Xeneta’s weekly “Ocean Freight Container Shipping Market Update” released on Friday, June 5, shows that in the week ending on June 5, the 40-foot container shipping rates from Asia to the US West Coast rose by 20% compared to the previous week, reaching $3,933. The rates for shipping containers from Asia to Northern Europe increased to $3,649, up by 27% from the previous week. Additionally, the container shipping rates from Asia to the US East Coast stand at $5,103, and to the Mediterranean at $5,041.
The data from Xeneta also reveals that since the outbreak of the US-Iran war on February 28, container shipping rates from Asia to the US West Coast have risen by 109%, while those to the US East Coast have increased by 92%, by 65% to Northern Europe, and by 51% to the Mediterranean. Carriers are imposing fuel surcharges, forcing importers to bear the costs related to the energy crisis.
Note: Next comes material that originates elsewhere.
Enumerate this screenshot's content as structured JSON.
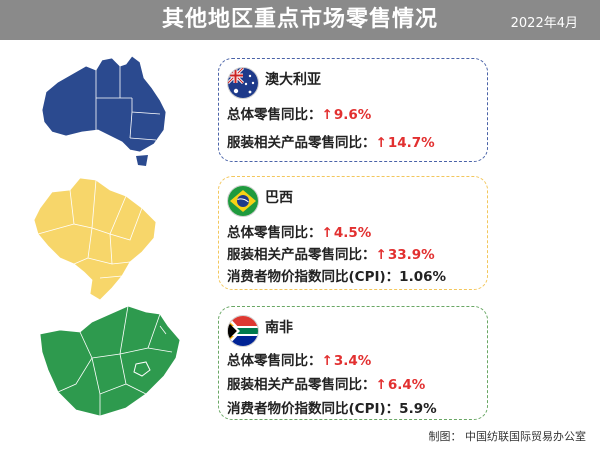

According to Bloomberg, Xeneta’s data aligns with the latest comprehensive freight rate data for multiple long-haul routes released by the renowned maritime consultancy Drewry. Drewry’s data also shows a significant increase in short-term rates over the past week, reaching levels not seen in about a year.
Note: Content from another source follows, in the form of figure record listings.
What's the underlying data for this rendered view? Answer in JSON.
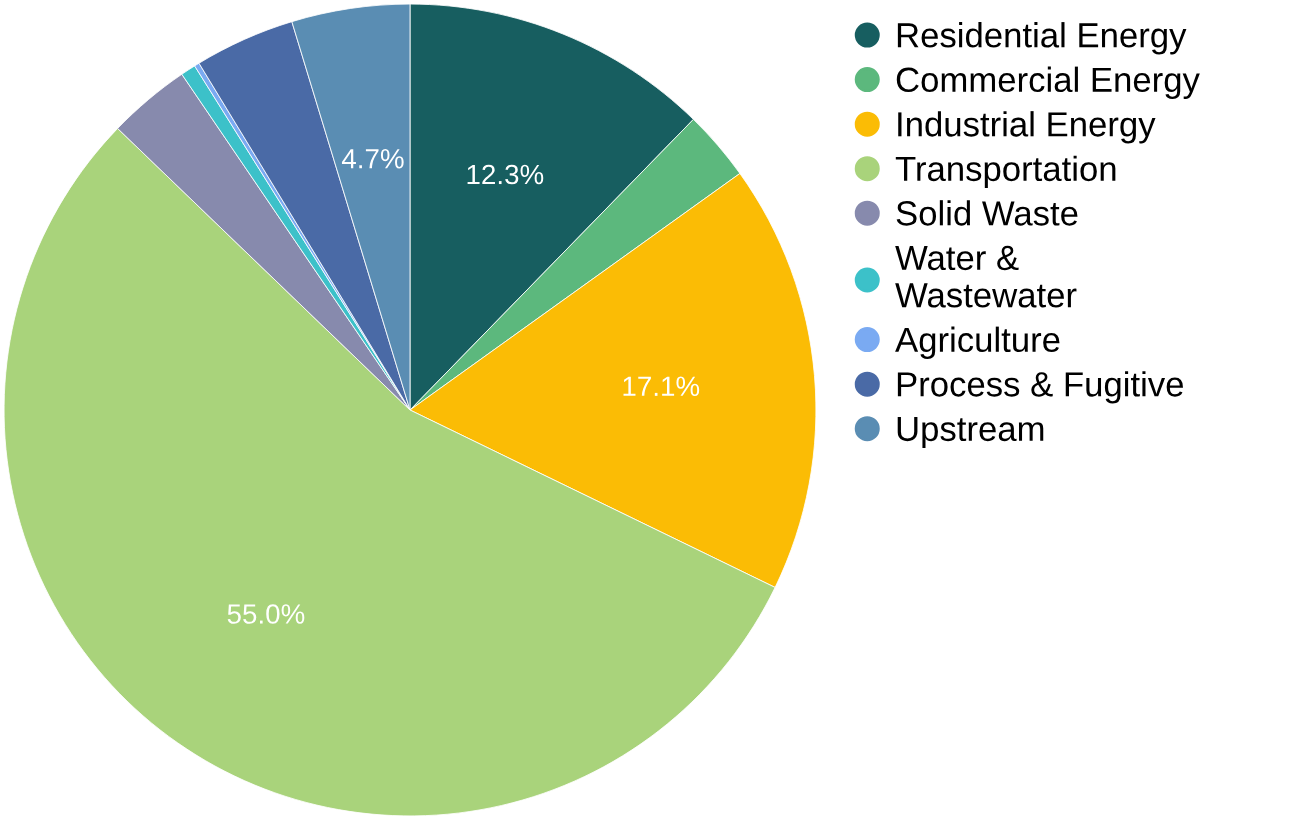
{
  "chart_data": {
    "type": "pie",
    "categories": [
      "Residential Energy",
      "Commercial Energy",
      "Industrial Energy",
      "Transportation",
      "Solid Waste",
      "Water &\nWastewater",
      "Agriculture",
      "Process & Fugitive",
      "Upstream"
    ],
    "values": [
      12.3,
      2.8,
      17.1,
      55.0,
      3.3,
      0.6,
      0.2,
      4.0,
      4.7
    ],
    "value_labels": [
      "12.3%",
      null,
      "17.1%",
      "55.0%",
      null,
      null,
      null,
      null,
      "4.7%"
    ],
    "colors": [
      "#175e60",
      "#5cb87d",
      "#fbbc05",
      "#a9d37b",
      "#878aad",
      "#3cc1c9",
      "#7aaaf2",
      "#4a6aa6",
      "#5a8db3"
    ],
    "legend": "right"
  }
}
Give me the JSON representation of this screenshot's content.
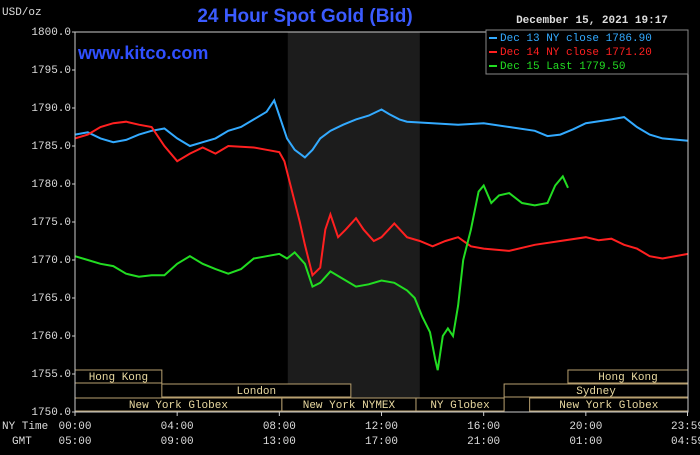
{
  "chart_data": {
    "type": "line",
    "title": "24 Hour Spot Gold (Bid)",
    "y_unit": "USD/oz",
    "timestamp": "December 15, 2021 19:17",
    "watermark": "www.kitco.com",
    "x_axis_row_labels": [
      "NY Time",
      "GMT"
    ],
    "xlim": [
      0,
      24
    ],
    "xticks": [
      {
        "value": 0,
        "label": "00:00"
      },
      {
        "value": 4,
        "label": "04:00"
      },
      {
        "value": 8,
        "label": "08:00"
      },
      {
        "value": 12,
        "label": "12:00"
      },
      {
        "value": 16,
        "label": "16:00"
      },
      {
        "value": 20,
        "label": "20:00"
      },
      {
        "value": 23.98,
        "label": "23:59"
      }
    ],
    "gmt_tick_labels": [
      "05:00",
      "09:00",
      "13:00",
      "17:00",
      "21:00",
      "01:00",
      "04:59"
    ],
    "ylim": [
      1750,
      1800
    ],
    "yticks": [
      {
        "value": 1750,
        "label": "1750.0"
      },
      {
        "value": 1755,
        "label": "1755.0"
      },
      {
        "value": 1760,
        "label": "1760.0"
      },
      {
        "value": 1765,
        "label": "1765.0"
      },
      {
        "value": 1770,
        "label": "1770.0"
      },
      {
        "value": 1775,
        "label": "1775.0"
      },
      {
        "value": 1780,
        "label": "1780.0"
      },
      {
        "value": 1785,
        "label": "1785.0"
      },
      {
        "value": 1790,
        "label": "1790.0"
      },
      {
        "value": 1795,
        "label": "1795.0"
      },
      {
        "value": 1800,
        "label": "1800.0"
      }
    ],
    "grid": false,
    "legend": "top-right",
    "shaded_range": [
      8.33,
      13.5
    ],
    "series": [
      {
        "name": "Dec 13 NY close 1786.90",
        "color": "#33aaff",
        "x": [
          0,
          0.5,
          1,
          1.5,
          2,
          2.5,
          3,
          3.5,
          4,
          4.5,
          5,
          5.5,
          6,
          6.5,
          7,
          7.5,
          7.8,
          8,
          8.3,
          8.6,
          9,
          9.3,
          9.6,
          10,
          10.5,
          11,
          11.5,
          12,
          12.3,
          12.7,
          13,
          14,
          15,
          16,
          17,
          18,
          18.5,
          19,
          19.5,
          20,
          21,
          21.5,
          22,
          22.5,
          23,
          24
        ],
        "values": [
          1786.5,
          1786.8,
          1786,
          1785.5,
          1785.8,
          1786.5,
          1787,
          1787.3,
          1786,
          1785,
          1785.5,
          1786,
          1787,
          1787.5,
          1788.5,
          1789.5,
          1791,
          1789,
          1786,
          1784.5,
          1783.5,
          1784.5,
          1786,
          1787,
          1787.8,
          1788.5,
          1789,
          1789.8,
          1789.2,
          1788.5,
          1788.2,
          1788,
          1787.8,
          1788,
          1787.5,
          1787,
          1786.3,
          1786.5,
          1787.2,
          1788,
          1788.5,
          1788.8,
          1787.5,
          1786.5,
          1786,
          1785.7
        ]
      },
      {
        "name": "Dec 14 NY close 1771.20",
        "color": "#ff2020",
        "x": [
          0,
          0.5,
          1,
          1.5,
          2,
          2.5,
          3,
          3.5,
          4,
          4.5,
          5,
          5.5,
          6,
          7,
          7.5,
          8,
          8.2,
          8.5,
          8.8,
          9,
          9.3,
          9.6,
          9.8,
          10,
          10.3,
          10.6,
          11,
          11.3,
          11.7,
          12,
          12.5,
          13,
          13.5,
          14,
          14.5,
          15,
          15.5,
          16,
          17,
          18,
          19,
          20,
          20.5,
          21,
          21.5,
          22,
          22.5,
          23,
          24
        ],
        "values": [
          1786,
          1786.5,
          1787.5,
          1788,
          1788.2,
          1787.8,
          1787.5,
          1785,
          1783,
          1784,
          1784.8,
          1784,
          1785,
          1784.8,
          1784.5,
          1784.2,
          1783,
          1779,
          1775,
          1772,
          1768,
          1769,
          1774,
          1776,
          1773,
          1774,
          1775.5,
          1774,
          1772.5,
          1773,
          1774.8,
          1773,
          1772.5,
          1771.8,
          1772.5,
          1773,
          1771.8,
          1771.5,
          1771.2,
          1772,
          1772.5,
          1773,
          1772.6,
          1772.8,
          1772,
          1771.5,
          1770.5,
          1770.2,
          1770.8
        ]
      },
      {
        "name": "Dec 15 Last 1779.50",
        "color": "#22dd22",
        "x": [
          0,
          0.5,
          1,
          1.5,
          2,
          2.5,
          3,
          3.5,
          4,
          4.5,
          5,
          5.5,
          6,
          6.5,
          7,
          7.5,
          8,
          8.3,
          8.6,
          9,
          9.3,
          9.6,
          10,
          10.5,
          11,
          11.5,
          12,
          12.5,
          13,
          13.3,
          13.6,
          13.9,
          14.1,
          14.2,
          14.4,
          14.6,
          14.8,
          15,
          15.2,
          15.5,
          15.8,
          16,
          16.3,
          16.6,
          17,
          17.5,
          18,
          18.5,
          18.8,
          19.1,
          19.3
        ],
        "values": [
          1770.5,
          1770,
          1769.5,
          1769.2,
          1768.2,
          1767.8,
          1768,
          1768,
          1769.5,
          1770.5,
          1769.5,
          1768.8,
          1768.2,
          1768.8,
          1770.2,
          1770.5,
          1770.8,
          1770.2,
          1771,
          1769.5,
          1766.5,
          1767,
          1768.5,
          1767.5,
          1766.5,
          1766.8,
          1767.3,
          1767,
          1766,
          1765,
          1762.5,
          1760.5,
          1757,
          1755.5,
          1760,
          1761,
          1760,
          1764,
          1770,
          1774,
          1779,
          1779.8,
          1777.5,
          1778.5,
          1778.8,
          1777.5,
          1777.2,
          1777.5,
          1779.8,
          1781,
          1779.5
        ]
      }
    ],
    "sessions": [
      {
        "label": "Hong Kong",
        "row": 0,
        "start": 0,
        "end": 3.4
      },
      {
        "label": "Hong Kong",
        "row": 0,
        "start": 19.3,
        "end": 24
      },
      {
        "label": "London",
        "row": 1,
        "start": 3.4,
        "end": 10.8
      },
      {
        "label": "Sydney",
        "row": 1,
        "start": 16.8,
        "end": 24
      },
      {
        "label": "New York Globex",
        "row": 2,
        "start": 0,
        "end": 8.1
      },
      {
        "label": "New York NYMEX",
        "row": 2,
        "start": 8.1,
        "end": 13.35
      },
      {
        "label": "NY Globex",
        "row": 2,
        "start": 13.35,
        "end": 16.8
      },
      {
        "label": "New York Globex",
        "row": 2,
        "start": 17.8,
        "end": 24
      }
    ]
  }
}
In addition to the aforementioned additional charges, capacity is becoming tighter ahead of the peak season for restocking inventories in July and August. The disruption in the passage through the Hormuz Strait has led to shipping reroutes and congestion at key Southeast Asian ports, spreading the pressure of tight capacity to other trade routes far from the Persian Gulf.
Peter Sand, Chief Analyst at Xeneta, stated that amid ongoing conflicts in the Middle East and disruptions in Southeast Asian ports, coupled with market concerns about a potential energy crisis in the latter half of 2026, the wave of rising global container shipping rates is gaining momentum.
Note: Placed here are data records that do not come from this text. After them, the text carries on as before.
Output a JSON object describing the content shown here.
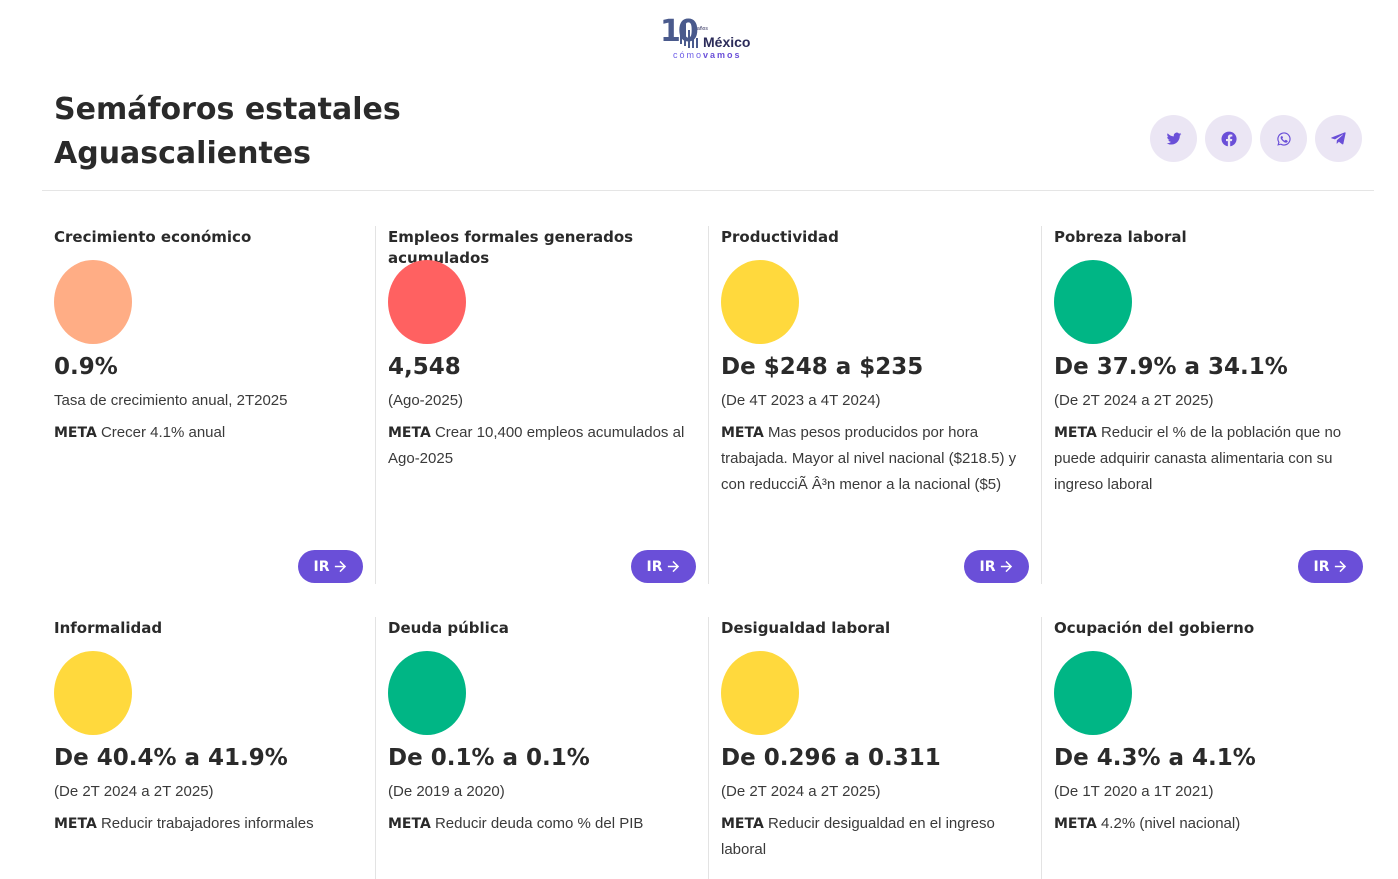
{
  "logo": {
    "text": "México",
    "subtext_light": "cómo",
    "subtext_bold": "vamos",
    "badge": "10",
    "years": "años"
  },
  "page": {
    "title_line1": "Semáforos estatales",
    "title_line2": "Aguascalientes"
  },
  "share": [
    "twitter-icon",
    "facebook-icon",
    "whatsapp-icon",
    "telegram-icon"
  ],
  "colors": {
    "accent": "#6a4fd8",
    "orange": "#ffad85",
    "red": "#ff6161",
    "yellow": "#ffd93d",
    "green": "#00b685"
  },
  "ir_label": "IR",
  "cards": [
    {
      "name": "Crecimiento económico",
      "value": "0.9%",
      "sub": "Tasa de crecimiento anual, 2T2025",
      "meta_label": "META",
      "meta": "Crecer 4.1% anual",
      "status": "orange"
    },
    {
      "name": "Empleos formales generados acumulados",
      "value": "4,548",
      "sub": "(Ago-2025)",
      "meta_label": "META",
      "meta": "Crear 10,400 empleos acumulados al Ago-2025",
      "status": "red"
    },
    {
      "name": "Productividad",
      "value": "De $248 a $235",
      "sub": "(De 4T 2023 a 4T 2024)",
      "meta_label": "META",
      "meta": "Mas pesos producidos por hora trabajada. Mayor al nivel nacional ($218.5) y con reducciÃ  Â³n menor a la nacional ($5)",
      "status": "yellow"
    },
    {
      "name": "Pobreza laboral",
      "value": "De 37.9% a 34.1%",
      "sub": "(De 2T 2024 a 2T 2025)",
      "meta_label": "META",
      "meta": "Reducir el % de la población que no puede adquirir canasta alimentaria con su ingreso laboral",
      "status": "green"
    },
    {
      "name": "Informalidad",
      "value": "De 40.4% a 41.9%",
      "sub": "(De 2T 2024 a 2T 2025)",
      "meta_label": "META",
      "meta": "Reducir trabajadores informales",
      "status": "yellow"
    },
    {
      "name": "Deuda pública",
      "value": "De 0.1% a 0.1%",
      "sub": "(De 2019 a 2020)",
      "meta_label": "META",
      "meta": "Reducir deuda como % del PIB",
      "status": "green"
    },
    {
      "name": "Desigualdad laboral",
      "value": "De 0.296 a 0.311",
      "sub": "(De 2T 2024 a 2T 2025)",
      "meta_label": "META",
      "meta": "Reducir desigualdad en el ingreso laboral",
      "status": "yellow"
    },
    {
      "name": "Ocupación del gobierno",
      "value": "De 4.3% a 4.1%",
      "sub": "(De 1T 2020 a 1T 2021)",
      "meta_label": "META",
      "meta": "4.2% (nivel nacional)",
      "status": "green"
    }
  ]
}
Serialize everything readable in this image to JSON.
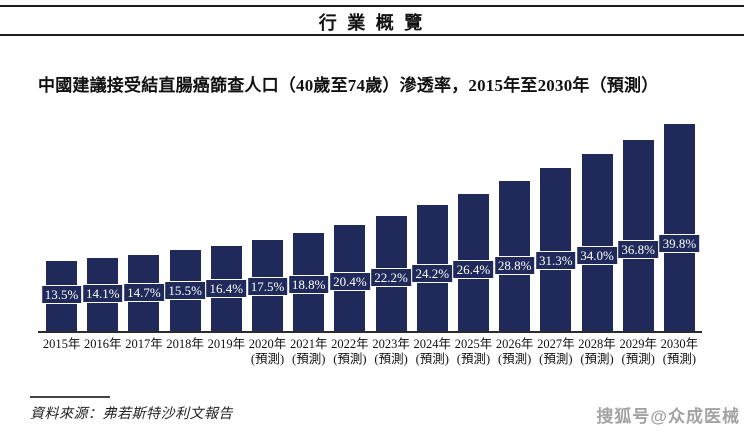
{
  "page": {
    "header_title": "行 業 概 覽",
    "source_label": "資料來源：弗若斯特沙利文報告",
    "watermark_text": "搜狐号@众成医械"
  },
  "chart_data": {
    "type": "bar",
    "title": "中國建議接受結直腸癌篩查人口（40歲至74歲）滲透率，2015年至2030年（預測）",
    "categories": [
      "2015年",
      "2016年",
      "2017年",
      "2018年",
      "2019年",
      "2020年",
      "2021年",
      "2022年",
      "2023年",
      "2024年",
      "2025年",
      "2026年",
      "2027年",
      "2028年",
      "2029年",
      "2030年"
    ],
    "category_notes": [
      "",
      "",
      "",
      "",
      "",
      "(預測)",
      "(預測)",
      "(預測)",
      "(預測)",
      "(預測)",
      "(預測)",
      "(預測)",
      "(預測)",
      "(預測)",
      "(預測)",
      "(預測)"
    ],
    "values": [
      13.5,
      14.1,
      14.7,
      15.5,
      16.4,
      17.5,
      18.8,
      20.4,
      22.2,
      24.2,
      26.4,
      28.8,
      31.3,
      34.0,
      36.8,
      39.8
    ],
    "value_labels": [
      "13.5%",
      "14.1%",
      "14.7%",
      "15.5%",
      "16.4%",
      "17.5%",
      "18.8%",
      "20.4%",
      "22.2%",
      "24.2%",
      "26.4%",
      "28.8%",
      "31.3%",
      "34.0%",
      "36.8%",
      "39.8%"
    ],
    "unit": "%",
    "ylim": [
      0,
      43
    ],
    "grid": "off",
    "legend": "none",
    "bar_color": "#1F2A5B",
    "value_label_text_color": "#FFFFFF"
  }
}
Sand mentioned that part of the freight increase is due to delays at major Southeast Asian ports as shipping companies adjust their route networks to deal with the issues arising from the blockade of the Hormuz Strait. Port disruptions are causing havoc in the supply chain, especially at those key global transit hub ports in Southeast Asia.
“Thus, even routes that do not pass through the Middle East, such as trans-Pacific routes, have seen significant market rate spikes,” Sand said, adding that the energy crisis triggered by the blockade of the Hormuz Strait and the continuous rise in oil prices may prompt shippers to import goods earlier as they anticipate higher manufacturing costs and freight later this year.
“If shippers do choose to concentrate imports ahead of time, carriers will further push up rates, meaning the global trade market may be far from reaching its peak,” he said.
The stock price of A.P. Moller-Maersk A/S, the world’s second-largest container shipping company, has risen by approximately 13% this week.